Sporting stadium in Connecticut, United States

Lessing Field is a soccer-specific stadium on the campus of Fairfield University in Fairfield, Connecticut. It is home to the Fairfield Stags men's and women's soccer teams. Previously named "Varsity Field" it was renovated in 2002 including the installation of high-durability sod, a new irrigation and drainage systems, new lights for night games and new stands with capacity for 600 fans.

Lessing Field is named in honor of Stephen Lessing '76, a former member of the Fairfield Stags men's tennis team and current member of the Fairfield University Board of Trustees whose generosity allowed for the stadium renovations.
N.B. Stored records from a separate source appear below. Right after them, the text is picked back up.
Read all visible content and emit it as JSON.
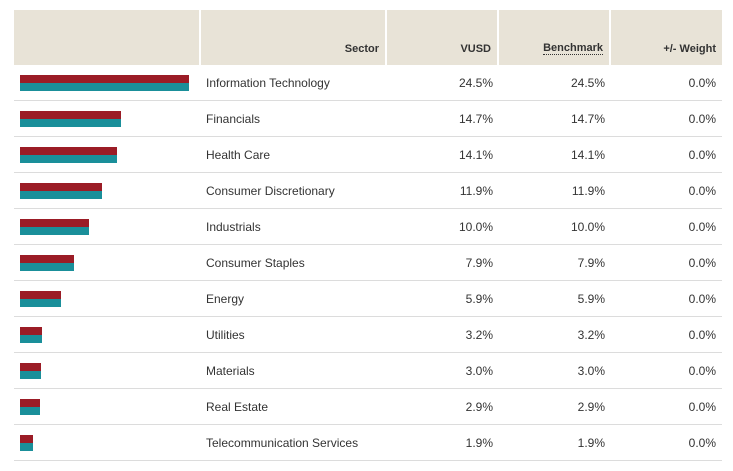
{
  "header": {
    "sector": "Sector",
    "fund": "VUSD",
    "benchmark": "Benchmark",
    "weight": "+/- Weight"
  },
  "colors": {
    "fund_bar": "#9b1c26",
    "benchmark_bar": "#1a8f9a",
    "header_bg": "#e8e3d7"
  },
  "rows": [
    {
      "sector": "Information Technology",
      "fund": "24.5%",
      "benchmark": "24.5%",
      "weight": "0.0%",
      "fund_value": 24.5,
      "bench_value": 24.5
    },
    {
      "sector": "Financials",
      "fund": "14.7%",
      "benchmark": "14.7%",
      "weight": "0.0%",
      "fund_value": 14.7,
      "bench_value": 14.7
    },
    {
      "sector": "Health Care",
      "fund": "14.1%",
      "benchmark": "14.1%",
      "weight": "0.0%",
      "fund_value": 14.1,
      "bench_value": 14.1
    },
    {
      "sector": "Consumer Discretionary",
      "fund": "11.9%",
      "benchmark": "11.9%",
      "weight": "0.0%",
      "fund_value": 11.9,
      "bench_value": 11.9
    },
    {
      "sector": "Industrials",
      "fund": "10.0%",
      "benchmark": "10.0%",
      "weight": "0.0%",
      "fund_value": 10.0,
      "bench_value": 10.0
    },
    {
      "sector": "Consumer Staples",
      "fund": "7.9%",
      "benchmark": "7.9%",
      "weight": "0.0%",
      "fund_value": 7.9,
      "bench_value": 7.9
    },
    {
      "sector": "Energy",
      "fund": "5.9%",
      "benchmark": "5.9%",
      "weight": "0.0%",
      "fund_value": 5.9,
      "bench_value": 5.9
    },
    {
      "sector": "Utilities",
      "fund": "3.2%",
      "benchmark": "3.2%",
      "weight": "0.0%",
      "fund_value": 3.2,
      "bench_value": 3.2
    },
    {
      "sector": "Materials",
      "fund": "3.0%",
      "benchmark": "3.0%",
      "weight": "0.0%",
      "fund_value": 3.0,
      "bench_value": 3.0
    },
    {
      "sector": "Real Estate",
      "fund": "2.9%",
      "benchmark": "2.9%",
      "weight": "0.0%",
      "fund_value": 2.9,
      "bench_value": 2.9
    },
    {
      "sector": "Telecommunication Services",
      "fund": "1.9%",
      "benchmark": "1.9%",
      "weight": "0.0%",
      "fund_value": 1.9,
      "bench_value": 1.9
    }
  ]
}
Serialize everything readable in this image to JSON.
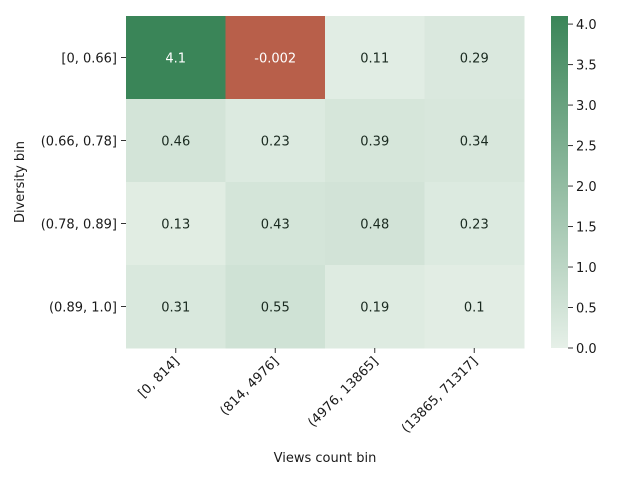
{
  "chart_data": {
    "type": "heatmap",
    "xlabel": "Views count bin",
    "ylabel": "Diversity bin",
    "x_categories": [
      "[0, 814]",
      "(814, 4976]",
      "(4976, 13865]",
      "(13865, 71317]"
    ],
    "y_categories": [
      "[0, 0.66]",
      "(0.66, 0.78]",
      "(0.78, 0.89]",
      "(0.89, 1.0]"
    ],
    "values": [
      [
        4.1,
        -0.002,
        0.11,
        0.29
      ],
      [
        0.46,
        0.23,
        0.39,
        0.34
      ],
      [
        0.13,
        0.43,
        0.48,
        0.23
      ],
      [
        0.31,
        0.55,
        0.19,
        0.1
      ]
    ],
    "colorbar": {
      "range": [
        0.0,
        4.1
      ],
      "ticks": [
        0.0,
        0.5,
        1.0,
        1.5,
        2.0,
        2.5,
        3.0,
        3.5,
        4.0
      ],
      "tick_labels": [
        "0.0",
        "0.5",
        "1.0",
        "1.5",
        "2.0",
        "2.5",
        "3.0",
        "3.5",
        "4.0"
      ]
    },
    "colors": {
      "high": "#3a8558",
      "low": "#e6f0e8",
      "negative": "#b85f4a"
    },
    "grid": false
  }
}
The stadium used to serve as Fairfield men's and women's lacrosse teams until they moved to Rafferty Stadium, opened in 2015.

==MAAC Championships==
Lessing Field has played host to numerous conference championships, including the 2004 MAAC Women's Soccer Championship, 2005 MAAC Women's Lacrosse Championship, 2006 MAAC Men's Soccer Championship, and both the 2007 MAAC Men's and Women's Soccer Championships. The finals for all the 2006 and 2007 Championship events were aired live on ESPNU.

==Memorable moments==
- The Goal: On April 16, 2005, playing before 1,376 fans at Lessing Field, the No. 20 Fairfield Stags men's lacrosse team was knotted at 11 goals apiece with eight seconds left in a game against the No. 11 Notre Dame Fighting Irish. The Stags' three-time All-American midfielder Greg Downing '07 took possession of the ball out of a timeout, beat his defender and rocketed a shot past the Notre Dame goalie to give the Stags the upset win. "The Goal", which was Downing's fifth of the day, came with three seconds left on the clock and gave the Stags a program record-tying seventh straight win. Four weeks later before 2,486 fans at Alumni Field, the No. 17 Stags led by a hat-trick from Tom Werney '05 upset the No. 12 Denver Pioneers to clinch their second GWLL Championship and berth in the 2005 NCAA Division I Men's Lacrosse Tournament.
- On November 5, 2006, in front of a national audience on ESPNU the Fairfield Stags men's soccer team won the 2006 MAAC Soccer Championship and earned a berth to the 2006 NCAA Men's Soccer Championship with a 1–0 victory over St. Peter's College. The lone goal came during the 69th minute when Tom Clements '08 sent a free kick to the left corner where Alex Cunliffe '07 found room inside the box. Drawing a double-team about 25 yards from the near post, Cunliffe sent a cross to the feet of Mike Troy '07. Troy dribbled along the end line until he sent a shot on goal from 10 yards which deflected off the St. Peter's goalkeeper and into the corner of the net for the game-winning score.